Le concept est totalement innovant et répond à une réelle urgence environnementale.

100 % wallonne, la capsule B-CAP pourrait bien révolutionner le monde de la consommation. Pensée par BNOVA, une start-up monto-namuroise, cette petite capsule est remplie d’un actif liquide ou en poudre qui se mélange à l’eau dès qu’elle est vissée sur une bouteille ou un flacon. Rechargeable, elle permet de réduire considérablement la consommation de bouteilles et de flacons en plastique.

Alors qu’en 2016, l’industrie a produit 480 milliards de bouteilles de plastique dans le monde, que le cap des 500 milliards pourrait être passé en 2021 et que chaque année, quelque 13 tonnes de plastique se retrouvent dans les océans, trouver des solutions relève de l’urgence.

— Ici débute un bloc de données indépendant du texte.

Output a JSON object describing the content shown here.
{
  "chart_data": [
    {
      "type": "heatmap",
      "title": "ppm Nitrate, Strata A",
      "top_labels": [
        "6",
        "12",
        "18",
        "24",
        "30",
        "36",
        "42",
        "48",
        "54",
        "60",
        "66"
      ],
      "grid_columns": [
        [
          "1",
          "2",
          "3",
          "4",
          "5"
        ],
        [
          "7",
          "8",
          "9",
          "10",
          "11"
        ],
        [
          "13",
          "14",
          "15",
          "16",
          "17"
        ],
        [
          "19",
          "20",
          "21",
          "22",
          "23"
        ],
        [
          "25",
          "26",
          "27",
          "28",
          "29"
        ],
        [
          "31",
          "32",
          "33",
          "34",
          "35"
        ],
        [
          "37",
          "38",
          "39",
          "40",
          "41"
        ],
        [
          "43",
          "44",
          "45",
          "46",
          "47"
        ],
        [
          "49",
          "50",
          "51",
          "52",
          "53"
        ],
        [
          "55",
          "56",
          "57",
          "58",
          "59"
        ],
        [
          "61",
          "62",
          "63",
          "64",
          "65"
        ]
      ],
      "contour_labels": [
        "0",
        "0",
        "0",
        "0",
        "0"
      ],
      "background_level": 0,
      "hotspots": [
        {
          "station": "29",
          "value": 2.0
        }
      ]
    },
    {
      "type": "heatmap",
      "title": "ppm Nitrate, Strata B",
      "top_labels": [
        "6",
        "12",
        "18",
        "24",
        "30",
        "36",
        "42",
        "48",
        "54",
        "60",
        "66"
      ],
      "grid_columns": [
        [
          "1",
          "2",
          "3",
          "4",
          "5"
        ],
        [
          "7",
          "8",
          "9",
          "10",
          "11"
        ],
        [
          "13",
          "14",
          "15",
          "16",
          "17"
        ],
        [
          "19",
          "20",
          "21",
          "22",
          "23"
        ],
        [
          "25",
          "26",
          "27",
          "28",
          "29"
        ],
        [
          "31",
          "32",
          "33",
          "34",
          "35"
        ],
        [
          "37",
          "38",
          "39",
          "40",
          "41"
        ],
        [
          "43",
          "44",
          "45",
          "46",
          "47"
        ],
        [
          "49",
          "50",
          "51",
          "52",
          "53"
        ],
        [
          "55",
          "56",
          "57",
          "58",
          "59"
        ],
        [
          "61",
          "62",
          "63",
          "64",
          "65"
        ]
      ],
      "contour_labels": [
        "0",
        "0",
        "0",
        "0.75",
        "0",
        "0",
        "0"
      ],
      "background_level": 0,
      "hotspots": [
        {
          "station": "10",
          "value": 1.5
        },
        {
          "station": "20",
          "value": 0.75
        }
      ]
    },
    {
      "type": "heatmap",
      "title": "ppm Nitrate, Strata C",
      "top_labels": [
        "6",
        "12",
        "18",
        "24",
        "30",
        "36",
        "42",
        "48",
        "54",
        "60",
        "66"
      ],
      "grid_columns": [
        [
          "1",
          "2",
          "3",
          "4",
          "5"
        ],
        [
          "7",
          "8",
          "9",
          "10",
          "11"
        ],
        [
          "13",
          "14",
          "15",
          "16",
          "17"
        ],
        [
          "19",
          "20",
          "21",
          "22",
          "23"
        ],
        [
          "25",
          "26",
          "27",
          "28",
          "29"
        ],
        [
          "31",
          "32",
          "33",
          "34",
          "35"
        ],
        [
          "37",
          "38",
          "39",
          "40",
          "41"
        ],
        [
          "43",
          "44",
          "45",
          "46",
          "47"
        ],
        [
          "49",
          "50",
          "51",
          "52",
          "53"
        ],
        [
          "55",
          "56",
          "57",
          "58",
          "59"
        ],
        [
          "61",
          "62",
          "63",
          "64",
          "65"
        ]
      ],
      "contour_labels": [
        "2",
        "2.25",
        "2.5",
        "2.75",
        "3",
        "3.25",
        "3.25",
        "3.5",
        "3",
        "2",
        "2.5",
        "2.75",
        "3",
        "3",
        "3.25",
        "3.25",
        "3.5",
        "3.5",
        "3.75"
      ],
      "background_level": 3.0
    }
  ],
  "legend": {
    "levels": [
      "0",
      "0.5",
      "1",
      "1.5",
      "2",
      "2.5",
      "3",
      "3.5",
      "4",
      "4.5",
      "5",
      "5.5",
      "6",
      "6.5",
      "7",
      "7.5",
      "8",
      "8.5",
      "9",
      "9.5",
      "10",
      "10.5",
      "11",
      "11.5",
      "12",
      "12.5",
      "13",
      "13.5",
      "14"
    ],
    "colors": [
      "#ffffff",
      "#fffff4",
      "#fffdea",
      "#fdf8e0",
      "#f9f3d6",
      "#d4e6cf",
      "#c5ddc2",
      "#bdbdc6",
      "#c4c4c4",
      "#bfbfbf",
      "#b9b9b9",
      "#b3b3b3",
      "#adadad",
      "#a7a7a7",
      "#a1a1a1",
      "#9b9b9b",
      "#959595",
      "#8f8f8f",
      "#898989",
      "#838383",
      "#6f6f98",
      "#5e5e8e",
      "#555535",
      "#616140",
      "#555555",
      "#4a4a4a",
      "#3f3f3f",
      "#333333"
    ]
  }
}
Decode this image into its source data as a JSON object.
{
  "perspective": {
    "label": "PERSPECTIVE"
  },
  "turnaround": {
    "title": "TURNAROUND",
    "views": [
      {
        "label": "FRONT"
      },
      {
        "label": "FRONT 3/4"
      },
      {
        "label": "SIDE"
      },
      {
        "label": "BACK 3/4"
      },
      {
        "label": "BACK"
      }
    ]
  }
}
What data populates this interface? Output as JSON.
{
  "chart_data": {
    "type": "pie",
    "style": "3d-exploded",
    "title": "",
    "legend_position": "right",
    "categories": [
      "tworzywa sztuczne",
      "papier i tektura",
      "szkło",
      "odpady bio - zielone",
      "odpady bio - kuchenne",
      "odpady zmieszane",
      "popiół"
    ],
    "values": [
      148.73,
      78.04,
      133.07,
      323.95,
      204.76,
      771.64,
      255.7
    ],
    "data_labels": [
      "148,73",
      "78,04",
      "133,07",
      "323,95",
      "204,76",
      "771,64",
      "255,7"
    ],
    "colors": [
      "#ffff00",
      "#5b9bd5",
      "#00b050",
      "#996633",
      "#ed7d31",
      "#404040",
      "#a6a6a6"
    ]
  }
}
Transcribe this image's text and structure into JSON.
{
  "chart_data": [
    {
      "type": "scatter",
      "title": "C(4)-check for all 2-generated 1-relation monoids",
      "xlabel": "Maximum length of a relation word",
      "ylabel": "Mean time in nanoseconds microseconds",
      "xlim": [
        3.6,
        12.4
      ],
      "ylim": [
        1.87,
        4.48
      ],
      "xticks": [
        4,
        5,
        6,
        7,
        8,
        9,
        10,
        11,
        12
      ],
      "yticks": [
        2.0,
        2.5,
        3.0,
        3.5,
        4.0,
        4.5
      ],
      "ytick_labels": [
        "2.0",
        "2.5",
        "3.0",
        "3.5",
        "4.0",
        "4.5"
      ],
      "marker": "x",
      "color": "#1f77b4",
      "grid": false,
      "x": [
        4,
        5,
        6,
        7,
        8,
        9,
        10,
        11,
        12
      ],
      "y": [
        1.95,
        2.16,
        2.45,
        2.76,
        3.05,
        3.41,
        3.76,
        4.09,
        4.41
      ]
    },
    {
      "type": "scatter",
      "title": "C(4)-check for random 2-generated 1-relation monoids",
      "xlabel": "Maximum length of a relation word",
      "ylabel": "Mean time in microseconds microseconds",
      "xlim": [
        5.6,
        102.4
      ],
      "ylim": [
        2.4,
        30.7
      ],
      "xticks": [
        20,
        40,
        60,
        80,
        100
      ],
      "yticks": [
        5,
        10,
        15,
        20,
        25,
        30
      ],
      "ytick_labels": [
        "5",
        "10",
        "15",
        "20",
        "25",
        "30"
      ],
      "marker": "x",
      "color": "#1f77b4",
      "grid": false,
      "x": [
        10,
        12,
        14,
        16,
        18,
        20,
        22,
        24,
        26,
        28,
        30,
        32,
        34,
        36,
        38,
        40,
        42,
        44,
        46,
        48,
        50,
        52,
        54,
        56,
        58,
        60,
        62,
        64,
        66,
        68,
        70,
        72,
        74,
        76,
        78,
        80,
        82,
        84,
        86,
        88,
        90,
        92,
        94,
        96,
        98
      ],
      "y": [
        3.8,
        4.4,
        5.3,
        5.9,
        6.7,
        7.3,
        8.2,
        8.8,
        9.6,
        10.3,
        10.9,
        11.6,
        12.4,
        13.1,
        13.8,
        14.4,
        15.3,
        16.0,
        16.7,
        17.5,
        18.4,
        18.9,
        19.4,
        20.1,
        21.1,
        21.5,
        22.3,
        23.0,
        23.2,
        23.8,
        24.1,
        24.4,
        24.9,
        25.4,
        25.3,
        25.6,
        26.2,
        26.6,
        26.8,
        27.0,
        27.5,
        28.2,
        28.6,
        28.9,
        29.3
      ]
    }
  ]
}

“Des solutions simples, immédiates et évidentes existent : il faut changer nos habitudes de consommation bien sûr mais aussi arrêter de systématiquement jeter des contenants qui pourraient être réutilisés et cesser de transporter l’eau. Un produit détergent par exemple utilise un très faible concentré d’actifs, que l’on mélange à une grande quantité d’eau. Ce que nous proposons, c’est de capturer et vendre uniquement ce concentré d’actifs”, explique Jean-Claude Guéry.


Pour l’environnement, l’impact est indéniable. Petites et légères, ces capsules peuvent être transportées en très grande quantité en un seul trajet et donc diminuer drastiquement le nombre de camions sur nos routes et les émissions de CO2. Elles sont par ailleurs 100 % recyclables, produites avec un seul matériau (du polyéthylène basse et haute densité) et comprennent déjà 20 % de plastique recyclé.

Pour l’industrie, le coût en eau, en énergie et en espaces de stockage est également réel. Pour le consommateur enfin, elles délivrent la juste dose du principe actif, permettent une consommation optimale des ingrédients, sont faciles d’utilisation, légères et transportables. Bref, les avantages ne manquent pas.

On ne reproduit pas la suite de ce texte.